Now this is interesting! I've always been very dubious about Chomsky's innateness theories; does #ChatGPT show anything interesting about whether particular innate structures are, or more likely are not, actually needed to learn human language?
Even if they aren't needed, there could still be a claim that humans do have them and it shows in the way we learn language, which one could argue is different than the way an LLM does; but this is still an interesting start.
@pre
Hm, that's an interesting angle. I don't remember him ever saying that language could be learned without intrinsic structure, if only you had enough data, but maybe he did somewhere.
@ceoln His point was definitely that the kids don't get enough exposure to learn it without inane clues.
He didn't to my knowledge also say that it could be learned if you did get enough data. H probably never imagined a machine that could read the whole internet.
He just thought kids didn't get enough data to do it without innate clues.
@pre
Right; I wonder if he's ever thought about how much WOULD be enough, or if as you say he hadn't encountered that idea until very recently. 😁
@ceoln
Here’s a survey article on large language models and how they undermine Chomsky’s approach to language: https://lingbuzz.net/lingbuzz/007180
It’s a good survey article, but I read it with a grain of salt, and want to spend time with the bibliography.
Here’s another good survey article on the 60-year feud between generative linguistics and neural net based theories of how the mind works:
https://sites.socsci.uci.edu/~lpearl/colareadinggroup/readings/Pater2019_GenLingDeepLearning.pdf
@lain_7
"Note that this specific example was not in the model’s training set—there is no
possibility that Trump understands prime numbers." 😂
@ceoln As others have said, a big part of Chomsky’s argument is known as “the poverty of stimulus“ argument — kids don’t hear enough input to form the grammar understanding they evidence. There’s a second aspect: kids don’t make the mistakes they would if they didn’t have innate theories about how languages work.

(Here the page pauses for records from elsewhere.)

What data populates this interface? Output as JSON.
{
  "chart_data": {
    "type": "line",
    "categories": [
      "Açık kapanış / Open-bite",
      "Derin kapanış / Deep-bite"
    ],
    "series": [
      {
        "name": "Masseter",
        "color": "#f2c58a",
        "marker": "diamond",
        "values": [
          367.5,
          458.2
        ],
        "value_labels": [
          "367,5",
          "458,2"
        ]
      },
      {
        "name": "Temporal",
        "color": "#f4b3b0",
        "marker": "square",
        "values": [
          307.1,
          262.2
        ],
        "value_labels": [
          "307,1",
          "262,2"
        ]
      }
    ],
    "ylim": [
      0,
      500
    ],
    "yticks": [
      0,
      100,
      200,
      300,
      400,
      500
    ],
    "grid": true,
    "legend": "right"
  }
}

Okay, so there’s some evidence that these statistical learning models pick up grammar with a tiny fraction of their input — the effect of additional input gives them facts about the world that they can parrot, but doesn’t improve their grammar. That undermines the poverty of stimulus argument.

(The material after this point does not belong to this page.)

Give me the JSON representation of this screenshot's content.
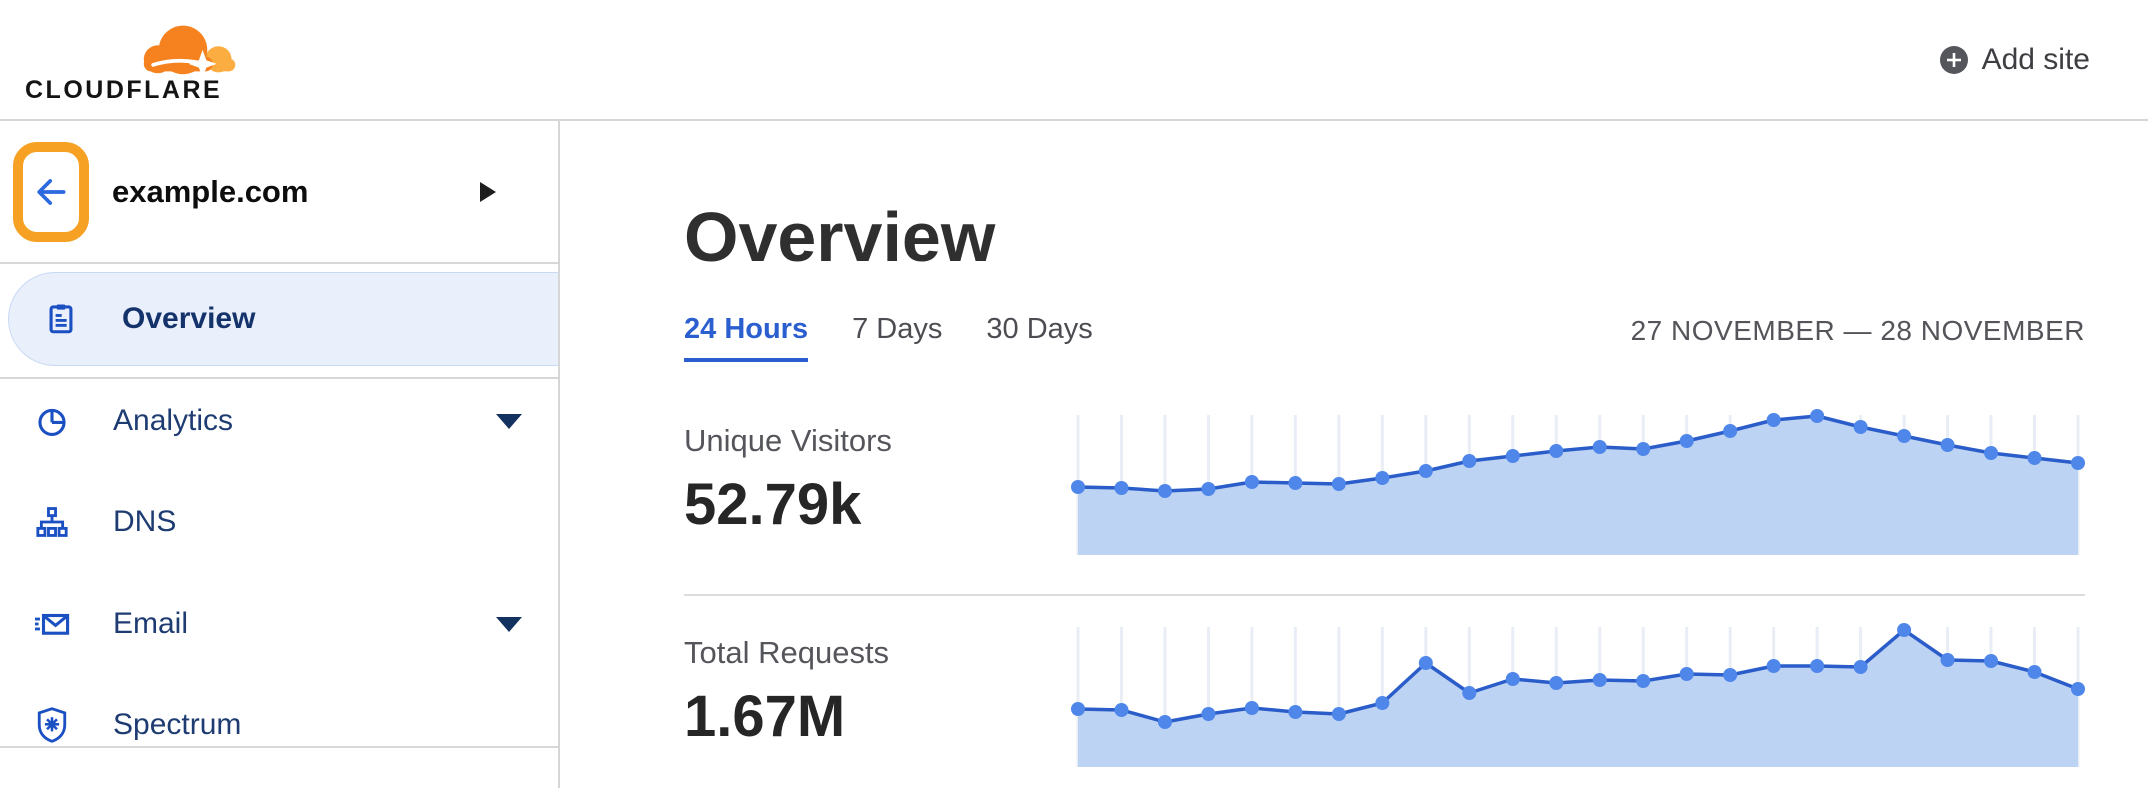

So what about the “don’t make mistakes they would if their grammar theories weren’t constrained” argument? Statistical learning models don’t really seem to touch that. They make all kinds of mistakes during their training phase.
Plus, humans have trouble learning artificial languages that break some of Chomsky’s ground rules about phrase structure, while the robots learn those languages just fine, so their learning process is different from what humans do.
@ceoln So, finally, a problem with Chomsky’s innateness idea is: what’s the innate bit? Chomsky has paired it down to something he calls “merge”, which I understand to be akin to recursion, or perhaps analogous to a stack. Everett (the guy interviewed by the Tehran Times article you cited) has studied an Amazon tribe whose language, he thinks, doesn’t display evidence of “merge”. Everett is the only person who has spent substantial time with these people, so to argue with him about this strikes me as going out on a limb.
(Sorry to be all “reply guy”. Hope this was interesting.)
@lain_7
No, thanks much, that's all really interesting! I should read some of this papers; the idea that (say) an LLM can learn some non-Chomskian (artificial) languages just as well as they can learn human ones, but people have more trouble with them, for some reason tickles me.
@ceoln I think chomsky didn't claim that language can't be learned by lots of examples, he said children aren't exposed to enough of it to be have the data to learn.
Chat GPT can't do it by just the amount of talking a 5 year old has heard, it needs to read nearly the entire internet.